Here’s a Department for Transport news release from September 18 2013: “Rail Minister Norman Baker has announced a pilot scheme that could see all long-distance rail tickets sold on a single-leg basis, and allow passengers to mix and match each ticket type when planning a return journey. ‘I am determined to end this confusing and frustrating system… and this is proof of our determination to make that happen,’ said the Minister.”
Sound familiar? Like many initiatives before it, this one came to nothing. But this time will be different, according to the organisations involved, perhaps because it is being led by the railway and not by the Government.
At its heart lies confusion about how the railway wishes to present itself. Is it an old-style public transport system offering a regulated, published and predictable fixed price for every journey? Or is it willing to embrace the efficient demand management long favoured by airlines, to ensure that every seat is filled by varying the price?
The industry wants to make best use of its capacity. That way lies value for money for both taxpayers and passengers. But the public will not give up the public transport ethos of being able to walk onto a platform, buy a ticket for the next train to anywhere, and know exactly what it is going to cost.
The trials will test three examples of the need to modernise rail fare choices:
- East Midlands Trains will test a relaxing of regulations that were set when the direct service between London and Sheffield was infrequent, when longer routes with changes of train were normal. These journeys are no longer commonplace, as the cities are linked by two fast trains an hour.
- Virgin will test single-leg pricing on London-Glasgow and London-Edinburgh.
- CrossCountry will offer best-price through fares where customers change trains, to remove split ticketing. It will combine the cheapest fare for each leg. It is currently obliged to offer regulated through tickets for very long connecting journeys even where combinations of tickets can prove much cheaper.
- There will also be measures to make ticket vending machines more user-friendly.

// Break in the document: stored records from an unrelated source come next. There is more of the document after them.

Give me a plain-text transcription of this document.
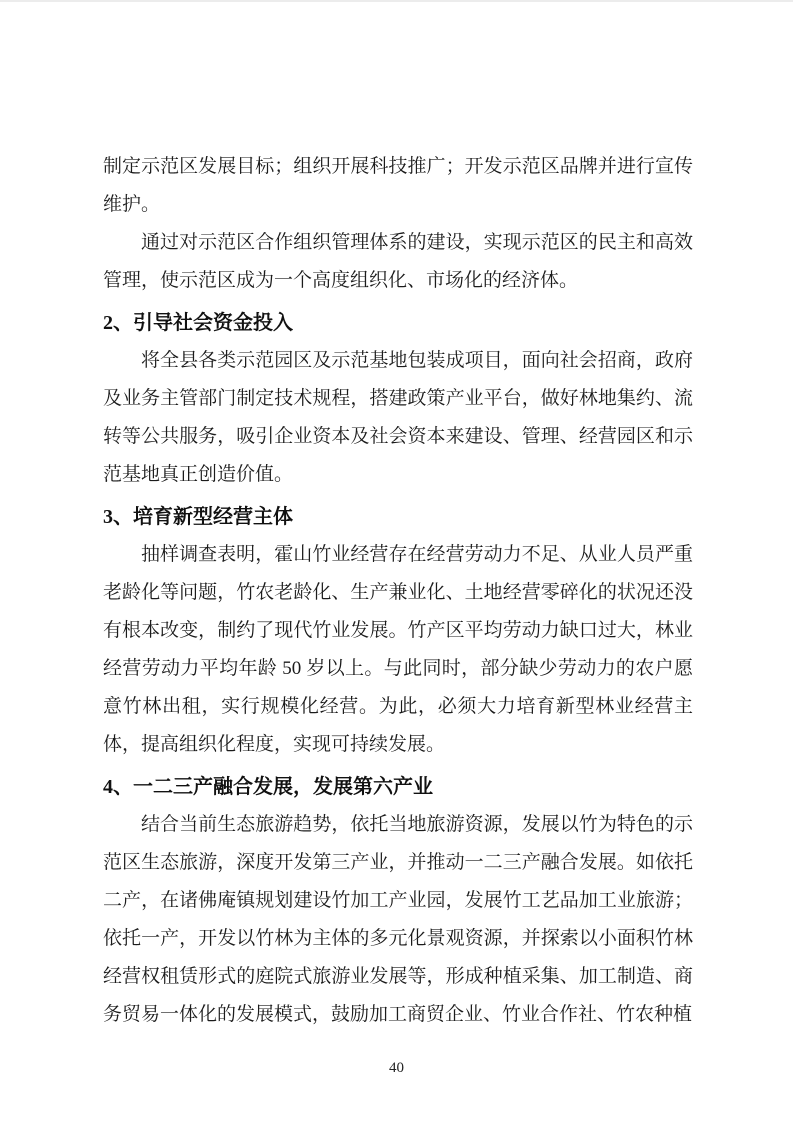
制定示范区发展目标；组织开展科技推广；开发示范区品牌并进行宣传维护。

通过对示范区合作组织管理体系的建设，实现示范区的民主和高效管理，使示范区成为一个高度组织化、市场化的经济体。

2、引导社会资金投入

将全县各类示范园区及示范基地包装成项目，面向社会招商，政府及业务主管部门制定技术规程，搭建政策产业平台，做好林地集约、流转等公共服务，吸引企业资本及社会资本来建设、管理、经营园区和示范基地真正创造价值。

3、培育新型经营主体

抽样调查表明，霍山竹业经营存在经营劳动力不足、从业人员严重老龄化等问题，竹农老龄化、生产兼业化、土地经营零碎化的状况还没有根本改变，制约了现代竹业发展。竹产区平均劳动力缺口过大，林业经营劳动力平均年龄 50 岁以上。与此同时，部分缺少劳动力的农户愿意竹林出租，实行规模化经营。为此，必须大力培育新型林业经营主体，提高组织化程度，实现可持续发展。

4、一二三产融合发展，发展第六产业

结合当前生态旅游趋势，依托当地旅游资源，发展以竹为特色的示范区生态旅游，深度开发第三产业，并推动一二三产融合发展。如依托二产，在诸佛庵镇规划建设竹加工产业园，发展竹工艺品加工业旅游；依托一产，开发以竹林为主体的多元化景观资源，并探索以小面积竹林经营权租赁形式的庭院式旅游业发展等，形成种植采集、加工制造、商务贸易一体化的发展模式，鼓励加工商贸企业、竹业合作社、竹农种植

40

“You can model these things on a computer, but at some point you actually have to try them out on passengers,” says Transport Focus Chief Executive Anthony Smith.
“It is an enormous step forward. It is something nobody has had the courage to do before. What is different this time is that the industry, with our support, has given the Government sufficient comfort to trial something which might reveal the impact of these changes in the real world.

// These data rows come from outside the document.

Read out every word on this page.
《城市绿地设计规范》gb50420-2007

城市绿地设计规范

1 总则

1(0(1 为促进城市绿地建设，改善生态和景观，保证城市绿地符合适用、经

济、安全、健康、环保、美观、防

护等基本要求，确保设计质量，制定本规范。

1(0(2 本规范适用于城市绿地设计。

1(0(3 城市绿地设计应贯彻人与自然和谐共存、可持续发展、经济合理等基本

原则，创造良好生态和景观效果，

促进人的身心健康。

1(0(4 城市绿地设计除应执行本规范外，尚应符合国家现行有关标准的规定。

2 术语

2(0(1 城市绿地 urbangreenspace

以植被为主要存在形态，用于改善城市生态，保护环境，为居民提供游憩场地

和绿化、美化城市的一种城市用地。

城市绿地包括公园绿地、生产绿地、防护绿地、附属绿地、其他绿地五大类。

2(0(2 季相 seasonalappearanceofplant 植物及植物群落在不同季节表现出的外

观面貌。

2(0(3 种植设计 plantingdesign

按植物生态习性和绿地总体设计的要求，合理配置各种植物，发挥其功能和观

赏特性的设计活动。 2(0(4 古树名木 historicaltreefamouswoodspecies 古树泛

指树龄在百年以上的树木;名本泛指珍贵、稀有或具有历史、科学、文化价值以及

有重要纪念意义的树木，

“We will learn who the winners and losers will be, and the magnitude of those wins and losses. Some people will end up paying more, and they will complain. That’s what has worried the Government before. The winners will presumably keep quiet.”
The devil will be in the detail. On many journeys under the current system, a return fare is £1 more than the single. This is clearly a nonsense, but a nonsense which nobody has corrected since the railways were privatised.
If the return fare between two towns is £50, and the previous single £49, should the single now be £25? That way no passenger would pay more for a return, but those going one way would save £24. This would clearly be best for passengers, but could reduce revenue for the operator.
Or do you increase the return fare to £60 and price the single at £30? There would be winners and losers, but the changes could be revenue-neutral.
“It is understanding how passengers react to this in the real world that matters,” says Smith.
“Would the lower single fare actually boost revenues by encouraging more people to travel? These are tremendously important decisions, because they will form the basis of fares regulation for years to come.
“For too long, unfair fares have been the elephant in the room. The ability to chunk up a journey into separate parts, which are considerably cheaper overall, totally undermines trust in the system. Split ticketing, driven by algorithms on computers, is a disrupting force that will destroy a coherent system by leaving a legacy of inconsistencies and anomalies under which the system will eventually collapse.
“Winning the trust of passengers, by getting them the best available fares, is absolutely central to this trial.”